Эта улыбка нравилась Владимиру Семеновичу, в ней он видел некий символ пренебрежения к дурацкой, по его мнению, джинсовой моде, коснувшейся не только неоперившихся юнцов, но и взрослых – как женщин, так и мужчин. И он думал, поглядывая на сына, что все же небрежность в одежде таких вот подростков, встречающихся ему на каждом углу, можно объяснить и хорошей скромностью, желанием походить на рабочих парней, выглядеть незаметными в толпе. Тут Владимир Семенович явно грешил в душе. Многие товарищи его сына щеголяли в невероятно ярких рубахах да еще повязывали на шею – пиратам, что ли, подражают? – цветастые платки, и вид у них был какой-то слишком уж самоуверенный и независимый. Но слаб человек, хотелось отцу видеть свое чадо чище, достойнее, скромнее, и потому, преувеличивая мысленно его добродетели, Владимир Семенович испытывал приятное удовлетворение.
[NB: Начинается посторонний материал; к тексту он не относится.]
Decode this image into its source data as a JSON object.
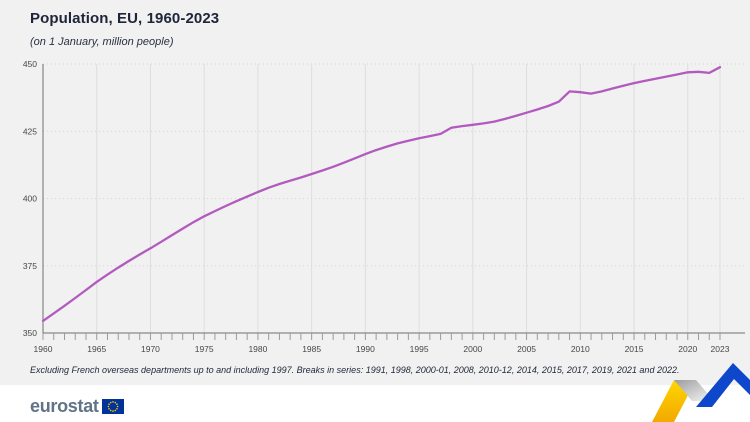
{
  "header": {
    "title": "Population, EU, 1960-2023",
    "subtitle": "(on 1 January, million people)"
  },
  "footnote": "Excluding French overseas departments up to and including 1997. Breaks in series: 1991, 1998, 2000-01, 2008, 2010-12, 2014, 2015, 2017, 2019, 2021 and 2022.",
  "footer": {
    "logo_text": "eurostat",
    "flag": {
      "blue": "#003399",
      "stars": "#ffcc00"
    }
  },
  "decoration": {
    "yellow_top": "#ffd600",
    "yellow_bottom": "#f2a900",
    "silver_dark": "#9c9c9c",
    "silver_light": "#f8f8f8",
    "blue": "#0e47cb"
  },
  "chart_data": {
    "type": "line",
    "title": "Population, EU, 1960-2023",
    "subtitle": "(on 1 January, million people)",
    "series_name": "EU population, million people",
    "x": [
      1960,
      1961,
      1962,
      1963,
      1964,
      1965,
      1966,
      1967,
      1968,
      1969,
      1970,
      1971,
      1972,
      1973,
      1974,
      1975,
      1976,
      1977,
      1978,
      1979,
      1980,
      1981,
      1982,
      1983,
      1984,
      1985,
      1986,
      1987,
      1988,
      1989,
      1990,
      1991,
      1992,
      1993,
      1994,
      1995,
      1996,
      1997,
      1998,
      1999,
      2000,
      2001,
      2002,
      2003,
      2004,
      2005,
      2006,
      2007,
      2008,
      2009,
      2010,
      2011,
      2012,
      2013,
      2014,
      2015,
      2016,
      2017,
      2018,
      2019,
      2020,
      2021,
      2022,
      2023
    ],
    "values": [
      354.5,
      357.3,
      360.1,
      363.0,
      366.0,
      369.0,
      371.7,
      374.3,
      376.8,
      379.2,
      381.5,
      383.9,
      386.4,
      388.8,
      391.2,
      393.4,
      395.3,
      397.2,
      399.0,
      400.7,
      402.4,
      404.0,
      405.4,
      406.6,
      407.8,
      409.1,
      410.4,
      411.8,
      413.3,
      414.9,
      416.5,
      418.0,
      419.3,
      420.5,
      421.5,
      422.4,
      423.2,
      424.0,
      426.3,
      426.9,
      427.4,
      427.9,
      428.6,
      429.6,
      430.7,
      431.9,
      433.1,
      434.4,
      436.0,
      439.8,
      439.5,
      439.0,
      439.8,
      440.9,
      441.9,
      442.9,
      443.7,
      444.5,
      445.3,
      446.1,
      446.9,
      447.1,
      446.7,
      448.8
    ],
    "ylim": [
      350,
      450
    ],
    "yticks": [
      350,
      375,
      400,
      425,
      450
    ],
    "xticks": [
      1960,
      1965,
      1970,
      1975,
      1980,
      1985,
      1990,
      1995,
      2000,
      2005,
      2010,
      2015,
      2020,
      2023
    ],
    "xlabel": "",
    "ylabel": "",
    "legend": "none",
    "grid": "horizontal dotted, vertical solid light",
    "line_color": "#b25abe",
    "axis_color": "#6e6e6e",
    "tick_color": "#9a9a9a",
    "vgrid_color": "#dedede",
    "hgrid_color": "#d4d4d4",
    "label_color": "#474747"
  }
}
Какого-нибудь моралиста-общественника из домоуправления наверняка бы возмутила описанная идиллическая сценка. «Чего ж ты, дурак, зенки вылупил, – накинулся бы он на счастливого папашу, – чему способствуешь? Ага, не понимаешь. Да лучше ты его, свиненка, ремнем ниже пояса огладь хорошенько». Ну да на то они и моралисты-общественники.
Семья у них, Коростылевых, совсем малая – жена да он с сыном, сызмальства привыкшим к тому, что отец ему служил и лошадкой в играх, и бабушкой при отходе ко сну – без сказки не засыпал, – и надежным товарищем, у которого теперь приходилось потихоньку стрелять на сигареты и кино.
Андрей, может, и позабыл, да нет, вряд ли позабыл, а вот Владимир Семенович прямо-таки отчетливо помнит, даже гордится до сих пор, как вступил в драку с подгулявшими парнями, попытавшимися сорвать с головы сына новенькую, только что купленную белую в черных пятнах кроличью шапку. Одного из них, крепкого парня лет двадцати в черном полушубке и с красивой бородкой через все лицо, Владимир Семенович саданул в челюсть. Красавчик «мушкетер» кувыркнулся в сугроб, а второго Владимир Семенович схватил за руку, рывком подвернул ее за спину и так дожал, что парень завопил дурным голосом: «Ой, дяденька, пустите!.. Ой, не буду!..» Владимир Семенович отпустил руку, и парни сразу же рванулись галопом почему-то в разные стороны. Андрей, комкая шапку в руках и не решаясь надеть ее, смотрел на короткую схватку испуганными глазами. Больше всего удивило тогда Владимира Семеновича: как это вокруг них сразу образовалась некая пустота, хотя ведь все происходило ранним вечером, часов в пять, еще только смеркалось.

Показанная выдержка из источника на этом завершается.